They were there to kill you both, Nikolai had told me in the car before asking if the name Tom Bransford means anything to me.
Which it does.
Because it’s been all over the news lately.
With an unsteady hand, I lift the remote and power on the TV, tuning in to a news channel.
Sure enough, they’re covering the primary debates, which Bransford appears to be winning, putting him ahead in all the polls.
My insides roil as I study his image on the screen. If Nikolai is telling me the truth, this is the man responsible for my mom’s murder.
Youthful and trim at fifty-five years of age, the California senator oozes charm and charisma. His thick, golden-blond hair is barely touched with gray, his eyes are a brilliant blue, and his smile is bright enough to light a warehouse.
No wonder they’re comparing him to JFK; he could be the dead president’s even more handsome brother.
I search for signs of evil on his evenly featured face and find none. But then again, why would I? However good-looking Bransford is, he can’t hold a candle to Nikolai’s darkly magnetic appeal, and I know what he’s capable of. I’m not the only one dazzled by Nikolai, either. Even woozy from anesthesia, I couldn’t miss the covetous looks the nurses surreptitiously cast toward him.
I’ve never been out in public with my employer, but I imagine panties drop left and right when he walks down the street.
A bizarre pang of jealousy strikes me at the thought, and I realize I’m getting distracted from the key question.
Why?
Why would a leading presidential candidate want to kill me and my mom?
It makes no sense. None whatsoever. Mom couldn’t have been further removed from politics if she’d lived in the Amazon jungle, and God knows I don’t follow the stuff. As embarrassing as it is to admit, I didn’t even vote in the last election, being too busy with starting college and all. Nor have I ever met Bransford in any capacity; I have a good memory for faces, and his is more memorable than most.
Maybe Mom had encountered him somehow? At the restaurant she’d worked at, perhaps?
It’s possible, theoretically. The upscale hotel the restaurant is attached to is frequented by all sorts of VIPs. Maybe Bransford had stayed there during a visit to Boston, and Mom witnessed him doing something he shouldn’t have.
But then why would he want to kill me as well? Unless… was he afraid Mom had told me whatever it was she knew about him?
Holy crap. Maybe she hid some kind of evidence at her apartment, and he thinks I know where it is.
Excited, I sit up, only to fall back onto the mound of pillows with a groan. The anesthesia is definitely wearing off because that movement hurt. A lot.
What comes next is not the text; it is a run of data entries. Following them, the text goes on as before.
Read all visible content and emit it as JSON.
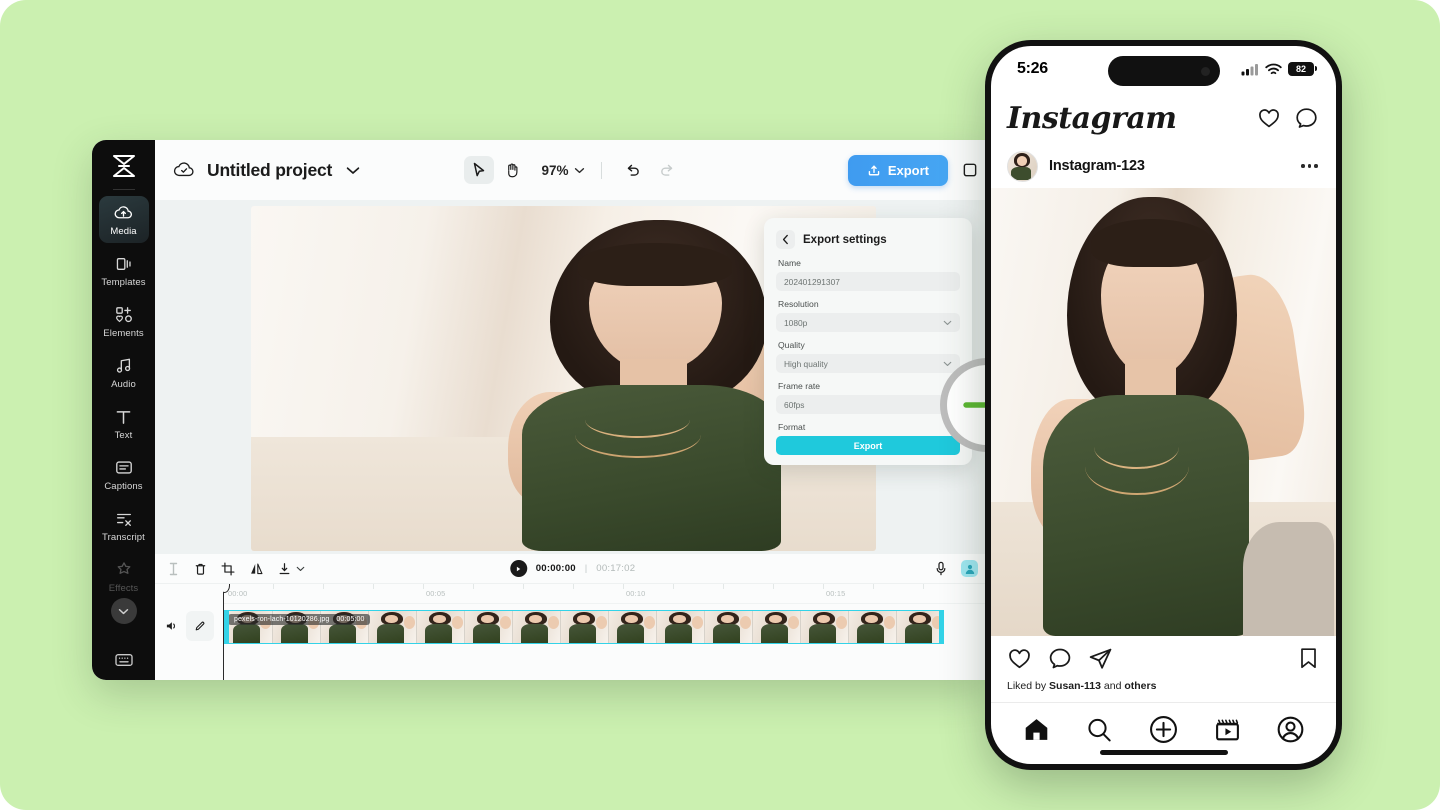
{
  "background_color": "#cbf0b0",
  "editor": {
    "app_logo_icon": "capcut-logo-icon",
    "sidebar": {
      "items": [
        {
          "label": "Media",
          "icon": "cloud-upload-icon",
          "active": true,
          "dim": false
        },
        {
          "label": "Templates",
          "icon": "templates-icon",
          "active": false,
          "dim": false
        },
        {
          "label": "Elements",
          "icon": "elements-icon",
          "active": false,
          "dim": false
        },
        {
          "label": "Audio",
          "icon": "audio-note-icon",
          "active": false,
          "dim": false
        },
        {
          "label": "Text",
          "icon": "text-t-icon",
          "active": false,
          "dim": false
        },
        {
          "label": "Captions",
          "icon": "captions-icon",
          "active": false,
          "dim": false
        },
        {
          "label": "Transcript",
          "icon": "transcript-icon",
          "active": false,
          "dim": false
        },
        {
          "label": "Effects",
          "icon": "effects-star-icon",
          "active": false,
          "dim": true
        }
      ],
      "collapse_icon": "chevron-down-icon",
      "bottom_icon": "keyboard-shortcuts-icon"
    },
    "topbar": {
      "cloud_icon": "cloud-saved-icon",
      "project_title": "Untitled project",
      "title_caret_icon": "chevron-down-icon",
      "tools": [
        {
          "name": "select-tool",
          "icon": "cursor-arrow-icon",
          "selected": true
        },
        {
          "name": "hand-tool",
          "icon": "hand-icon",
          "selected": false
        }
      ],
      "zoom_level": "97%",
      "zoom_caret_icon": "chevron-down-icon",
      "undo_icon": "undo-icon",
      "redo_icon": "redo-icon",
      "export_label": "Export",
      "export_icon": "export-upload-icon",
      "export_color": "#41a0f1"
    },
    "export_panel": {
      "back_icon": "chevron-left-icon",
      "title": "Export settings",
      "fields": [
        {
          "label": "Name",
          "value": "202401291307",
          "has_caret": false
        },
        {
          "label": "Resolution",
          "value": "1080p",
          "has_caret": true
        },
        {
          "label": "Quality",
          "value": "High quality",
          "has_caret": true
        },
        {
          "label": "Frame rate",
          "value": "60fps",
          "has_caret": false
        },
        {
          "label": "Format",
          "value": "",
          "has_caret": false
        }
      ],
      "export_label": "Export",
      "export_color": "#1fc9dc"
    },
    "timeline": {
      "tools": [
        {
          "name": "split-tool",
          "icon": "split-icon"
        },
        {
          "name": "delete-tool",
          "icon": "trash-icon"
        },
        {
          "name": "crop-tool",
          "icon": "crop-icon"
        },
        {
          "name": "mirror-tool",
          "icon": "mirror-icon"
        },
        {
          "name": "download-tool",
          "icon": "download-icon"
        }
      ],
      "download_caret_icon": "chevron-down-icon",
      "play_icon": "play-icon",
      "current_time": "00:00:00",
      "time_separator": "|",
      "total_time": "00:17:02",
      "mic_icon": "microphone-icon",
      "avatar_icon": "user-avatar-icon",
      "track_volume_icon": "speaker-icon",
      "track_edit_icon": "pencil-edit-icon",
      "ruler_marks": [
        "00:00",
        "00:05",
        "00:10",
        "00:15"
      ],
      "clip": {
        "filename": "pexels-ron-lach-10120286.jpg",
        "duration": "00:05:00",
        "accent_color": "#33d3e8"
      }
    }
  },
  "arrow_badge": {
    "icon": "arrow-right-icon",
    "color": "#5cb832"
  },
  "phone": {
    "status_bar": {
      "time": "5:26",
      "signal_icon": "cellular-signal-icon",
      "wifi_icon": "wifi-icon",
      "battery_level": "82"
    },
    "instagram": {
      "logo_text": "Instagram",
      "header_icons": [
        {
          "name": "heart-icon"
        },
        {
          "name": "messenger-icon"
        }
      ],
      "post": {
        "avatar_icon": "user-avatar-image",
        "username": "Instagram-123",
        "more_icon": "more-options-icon",
        "actions": [
          {
            "name": "like-heart-icon"
          },
          {
            "name": "comment-bubble-icon"
          },
          {
            "name": "share-paperplane-icon"
          }
        ],
        "save_icon": "bookmark-icon",
        "likes_prefix": "Liked by",
        "likes_user": "Susan-113",
        "likes_suffix": "and",
        "likes_others": "others"
      },
      "tabbar": [
        {
          "name": "tab-home",
          "icon": "home-icon"
        },
        {
          "name": "tab-search",
          "icon": "search-icon"
        },
        {
          "name": "tab-create",
          "icon": "plus-circle-icon"
        },
        {
          "name": "tab-reels",
          "icon": "reels-icon"
        },
        {
          "name": "tab-profile",
          "icon": "profile-icon"
        }
      ]
    }
  }
}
It felt like hot knives plunging into my arm, and the rest of my body isn’t doing much better.
It’s as if I’ve been knocked off my feet by an actual truck, instead of an assassin the size of one.
Before I can catch my breath and refocus, the door opens and Nikolai walks in, holding a tray of covered dishes.
My heart launches into a sprint, and what little breath I did recover evacuates my lungs.
Without the veil of shock dulling my senses and the distraction of the medical staff bustling around me, his effect on me is devastatingly, terrifyingly potent. I’ve never known a man who could make my body react by merely walking into a room. And it’s not just his looks; it’s everything about him, from the raw animal intensity in his striking amber-green gaze to the aura of power he wears as comfortably as one of his custom-made suits.
Right now, he’s dressed more casually in a pair of dark jeans and a light-blue button-up shirt with the sleeves rolled up to his elbows. He must’ve changed and showered while I was under, I realize; not only are his clothes different from what he’d worn in the car, but the smear on his cheekbone is gone and his raven’s wing hair is slicked back wetly, exposing the sharp symmetry of his striking features.
Greedily, my eyes trace over his face, from the thick black slashes of his eyebrows to the full, sensuous shape of his mouth. For once, it’s not curved in that dark, cynical way of his; instead, the smile on his lips is warm, tinged with unsettling tenderness.
“I had Pavel warm up some leftovers and prepare a selection of different snacks,” he says, crossing the room toward me as I reflexively power off the TV. His deep, rough-silk voice is like a caress to my ears, so much more pleasant than the newscaster’s strident tones. Placing the tray on my nightstand, he takes a seat next to me and begins uncovering the dishes one by one. “I figured you might be dealing with some nausea, so I have some plain toast here as well.”